Robert warns against encouraging children to learn creative writing:
Send him to sea (Melville) or up the Mississippi (Twain). Sell him into bondage (Douglass) or lock him in the attic (Dickinson). Teach him how to gamble (Poe)--or how to get away with murder (Villon).
Or send him to work in a library (Philip Larkin), a bank (T. S. Eliot), as an insurance clerk (Franz Kafka) or for the Post Office (Trollope). If a Post Office worker can moonlight as a Trollope, perhaps a trollop can spend her spare time handling letters – French ones, anyway. Generally, though, if someone has a talent for creative writing they don’t need to be taught; if they have none, but spend their time learning to write creatively rather than plumb creatively, there will be far too much sewage.
Whatever we do, we must not teach students Shakespeare. It’s too difficult. Their brains will be overloaded and they won’t be able to express themselves. Martin Samuel in The Times discusses this reworking of the love sonnet from Romeo and Juliet (Act 1 Scene V) by Coordination Group Publications, “the UK’s leading educational publisher”, according to its website:
Girl: What are you thinking about?
Boy: Oh, just moons and spoons, in June.
Girl: Wow. Give us a snog then.
Go to the CGP chatroom and find a thousand satisfied customers. One thought the books “helpfull”. Another was “espacially pleased” (maybe he was in a very big classroom). A young girl felt encouraged because “my weekest subject would have to be biology” (wow, is she in for a shock). “The system recommended in the books works very well if you want to learn something thouroughly,” announced another student. And juxtaposed with these innocent revelations were endorsements from teachers. A school in Leyland, a college in Havant, a deputy head writing in London. Not one noticed that certain correspondents appeared unable to spell their names (unless Gema and Johny really were born one consonant short of a load). Nobody associated dumbing down with growing up dumb.
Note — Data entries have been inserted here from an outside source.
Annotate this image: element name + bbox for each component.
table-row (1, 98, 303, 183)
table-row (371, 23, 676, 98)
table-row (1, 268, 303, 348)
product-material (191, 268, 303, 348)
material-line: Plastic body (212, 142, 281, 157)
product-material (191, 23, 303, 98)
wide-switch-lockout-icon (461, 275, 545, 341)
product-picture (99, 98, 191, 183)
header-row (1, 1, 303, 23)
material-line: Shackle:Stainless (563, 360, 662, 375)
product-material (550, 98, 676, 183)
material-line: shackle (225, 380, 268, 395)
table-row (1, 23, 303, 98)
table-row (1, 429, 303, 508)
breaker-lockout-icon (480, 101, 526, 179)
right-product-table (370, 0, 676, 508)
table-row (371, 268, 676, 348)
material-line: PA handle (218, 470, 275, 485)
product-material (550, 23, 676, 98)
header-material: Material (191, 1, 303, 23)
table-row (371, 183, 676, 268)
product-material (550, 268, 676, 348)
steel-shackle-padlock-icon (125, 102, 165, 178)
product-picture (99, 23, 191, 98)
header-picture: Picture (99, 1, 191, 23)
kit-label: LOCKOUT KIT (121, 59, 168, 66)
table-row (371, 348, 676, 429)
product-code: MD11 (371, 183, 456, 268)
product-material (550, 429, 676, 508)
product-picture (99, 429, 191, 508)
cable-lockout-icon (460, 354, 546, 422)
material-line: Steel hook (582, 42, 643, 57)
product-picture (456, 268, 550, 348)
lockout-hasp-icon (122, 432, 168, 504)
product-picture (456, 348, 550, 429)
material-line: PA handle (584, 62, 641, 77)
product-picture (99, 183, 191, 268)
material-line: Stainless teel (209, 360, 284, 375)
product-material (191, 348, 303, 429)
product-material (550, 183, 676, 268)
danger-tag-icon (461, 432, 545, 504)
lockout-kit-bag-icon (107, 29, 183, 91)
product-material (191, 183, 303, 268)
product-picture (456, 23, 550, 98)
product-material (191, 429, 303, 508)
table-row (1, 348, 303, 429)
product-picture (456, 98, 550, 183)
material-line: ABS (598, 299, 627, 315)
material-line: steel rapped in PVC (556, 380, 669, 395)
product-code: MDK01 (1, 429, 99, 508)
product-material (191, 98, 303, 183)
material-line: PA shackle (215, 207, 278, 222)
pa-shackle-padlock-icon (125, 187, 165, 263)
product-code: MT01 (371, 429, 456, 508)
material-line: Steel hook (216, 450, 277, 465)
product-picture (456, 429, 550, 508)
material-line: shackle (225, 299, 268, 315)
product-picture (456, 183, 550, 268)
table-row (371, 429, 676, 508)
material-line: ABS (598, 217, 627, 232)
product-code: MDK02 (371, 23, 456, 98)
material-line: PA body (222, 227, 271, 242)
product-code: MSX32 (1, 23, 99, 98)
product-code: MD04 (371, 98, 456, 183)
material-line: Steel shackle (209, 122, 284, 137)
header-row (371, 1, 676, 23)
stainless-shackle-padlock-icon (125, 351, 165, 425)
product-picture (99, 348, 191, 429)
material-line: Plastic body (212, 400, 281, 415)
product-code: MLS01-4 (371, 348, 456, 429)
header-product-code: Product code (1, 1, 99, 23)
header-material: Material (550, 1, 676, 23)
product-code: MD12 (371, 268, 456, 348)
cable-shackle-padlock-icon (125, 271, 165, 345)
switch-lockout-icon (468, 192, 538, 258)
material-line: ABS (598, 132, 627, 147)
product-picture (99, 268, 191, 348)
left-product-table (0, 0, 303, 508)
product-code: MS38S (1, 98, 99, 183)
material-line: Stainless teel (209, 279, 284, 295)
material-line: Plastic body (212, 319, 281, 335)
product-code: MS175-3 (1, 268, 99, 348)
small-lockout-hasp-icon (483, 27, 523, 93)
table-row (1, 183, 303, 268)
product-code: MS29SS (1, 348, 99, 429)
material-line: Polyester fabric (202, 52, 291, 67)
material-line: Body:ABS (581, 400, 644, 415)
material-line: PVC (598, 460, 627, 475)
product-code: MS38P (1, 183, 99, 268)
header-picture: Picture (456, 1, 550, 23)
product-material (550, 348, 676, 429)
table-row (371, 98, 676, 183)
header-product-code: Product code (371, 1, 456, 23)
CGP may produce other GCSE revision texts that are not secret agents in this war against intelligence but, when let loose on Shakespeare, a very modern tragedy unfolds. In an attempt to make the writing accessible to the Big Brother generation, all reason for study is lost. Romeo and Juliet, Act 1 Scene 1, according to CGP:
Tybalt: Come and have a go if you think you’re hard enough.
Benvolio: Leave it out, big nose.
Instead of attempting to engage the class in the work of a genius who brought such richness to our language, the entry level for the modern student is now crass and unsophisticated. Instead of trying to shake future generations out of complacency, their ignorance and lack of interest is presumed. We no longer aspire to education but to maintenance. We babysit, really, until X Factor begins. We depict Shakespeare as boring and obscure, then wonder why teenagers produce exam papers full of gibberish and misunderstanding.
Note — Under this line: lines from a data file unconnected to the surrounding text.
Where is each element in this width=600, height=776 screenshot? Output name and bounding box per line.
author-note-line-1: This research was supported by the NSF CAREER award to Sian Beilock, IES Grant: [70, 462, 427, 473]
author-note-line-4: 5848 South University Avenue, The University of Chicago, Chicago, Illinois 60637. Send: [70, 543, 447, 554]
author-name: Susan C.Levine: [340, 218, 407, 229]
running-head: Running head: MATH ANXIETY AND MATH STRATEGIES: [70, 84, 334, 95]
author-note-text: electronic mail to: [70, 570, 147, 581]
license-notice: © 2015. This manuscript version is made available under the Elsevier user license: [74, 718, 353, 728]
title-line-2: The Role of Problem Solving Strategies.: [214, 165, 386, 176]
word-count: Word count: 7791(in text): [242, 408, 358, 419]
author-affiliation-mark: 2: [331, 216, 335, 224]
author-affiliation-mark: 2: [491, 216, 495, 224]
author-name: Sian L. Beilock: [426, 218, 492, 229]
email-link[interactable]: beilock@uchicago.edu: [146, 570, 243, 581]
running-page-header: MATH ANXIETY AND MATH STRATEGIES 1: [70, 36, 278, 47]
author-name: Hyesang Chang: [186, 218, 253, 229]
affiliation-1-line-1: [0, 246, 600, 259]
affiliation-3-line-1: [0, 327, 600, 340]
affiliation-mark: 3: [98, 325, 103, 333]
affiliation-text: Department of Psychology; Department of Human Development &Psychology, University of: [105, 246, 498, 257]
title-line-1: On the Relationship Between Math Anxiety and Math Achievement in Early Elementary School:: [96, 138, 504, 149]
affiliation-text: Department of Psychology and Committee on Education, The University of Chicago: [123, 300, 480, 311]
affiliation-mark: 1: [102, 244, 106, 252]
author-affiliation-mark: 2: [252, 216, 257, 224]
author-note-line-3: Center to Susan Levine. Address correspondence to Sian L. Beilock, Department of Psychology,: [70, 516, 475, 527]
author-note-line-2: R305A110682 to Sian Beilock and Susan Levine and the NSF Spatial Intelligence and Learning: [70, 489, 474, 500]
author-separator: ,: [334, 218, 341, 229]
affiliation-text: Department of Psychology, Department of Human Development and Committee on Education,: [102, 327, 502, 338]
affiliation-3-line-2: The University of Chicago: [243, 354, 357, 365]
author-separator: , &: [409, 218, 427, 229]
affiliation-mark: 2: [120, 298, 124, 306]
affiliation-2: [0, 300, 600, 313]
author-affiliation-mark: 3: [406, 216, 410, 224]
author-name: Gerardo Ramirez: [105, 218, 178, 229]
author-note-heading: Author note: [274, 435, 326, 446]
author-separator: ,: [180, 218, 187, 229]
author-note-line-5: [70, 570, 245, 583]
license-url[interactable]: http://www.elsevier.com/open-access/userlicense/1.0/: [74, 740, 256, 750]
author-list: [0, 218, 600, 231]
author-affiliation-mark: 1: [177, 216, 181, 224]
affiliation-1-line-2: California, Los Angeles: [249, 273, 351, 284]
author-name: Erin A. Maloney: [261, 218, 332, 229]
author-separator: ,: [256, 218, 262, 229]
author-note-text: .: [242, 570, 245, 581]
The message board on The Times Educational Supplement website was also in the news this week, after teachers posted excerpts from English exam papers produced by 14-year-olds. Macbeth was told to “sort his head out” by his wife, in one answer. Another had him in “full-on soliloquy mode”. Confusing the actor Leonardo DiCaprio across two films, a pupil had Romeo drowning on the Titanic. Our teachers are forced to smile and find this charming; presumably because the alternative is minicabbing.
This is not how it should be, or how they want it to be. On May 27 the TES website carried 47 posts on the subject of whether disaffected learners are helped by making allowances for their behaviour, or whether greater expectations would achieve better results. Almost unanimously, the teachers were in favour of aiming high. And yet the UK’s “leading educational publisher” peddles its revision texts in a white flag of intellectual defeat.
“Everyone else just gives you dreary revision books with only the boring stuff in and no entertainment. Boo. Hiss. We’re different — we always try to make sure you’re gonna enjoy using our books.” Wotcha mean gonna ain’t a word. Sin a book, innit. You fick or somefink?
As for the boring stuff, presumably they mean the play; the one that took a love story that had been around since 1476 and redefined it so exquisitely that many believe it is Shakespeare’s own. That gave our language the phrases “fool’s paradise” and “wild goose chase”, introduced the words ladybird and inauspicious and renamed the aligarto (from the Spanish) the alligator. So enduring is the language of Romeo and Juliet that the play most recently appeared as a reference point in the lyric to I Bet You Look Good on the Dancefloor by the Arctic Monkeys.
CGP would like to convince schoolchildren that Shakespeare is cool, too — he appears on a cover as a cartoon figure, wearing shades — but does not have the courage of its convictions, so ends up selling him, and them, short. The writers — Shakespeare gets a quarter credit — will no doubt argue that everything of relevance is covered, in a form that is accessible to all. Yet our experiences suggest education in Britain is not producing a wave of whiz-kids. No wonder.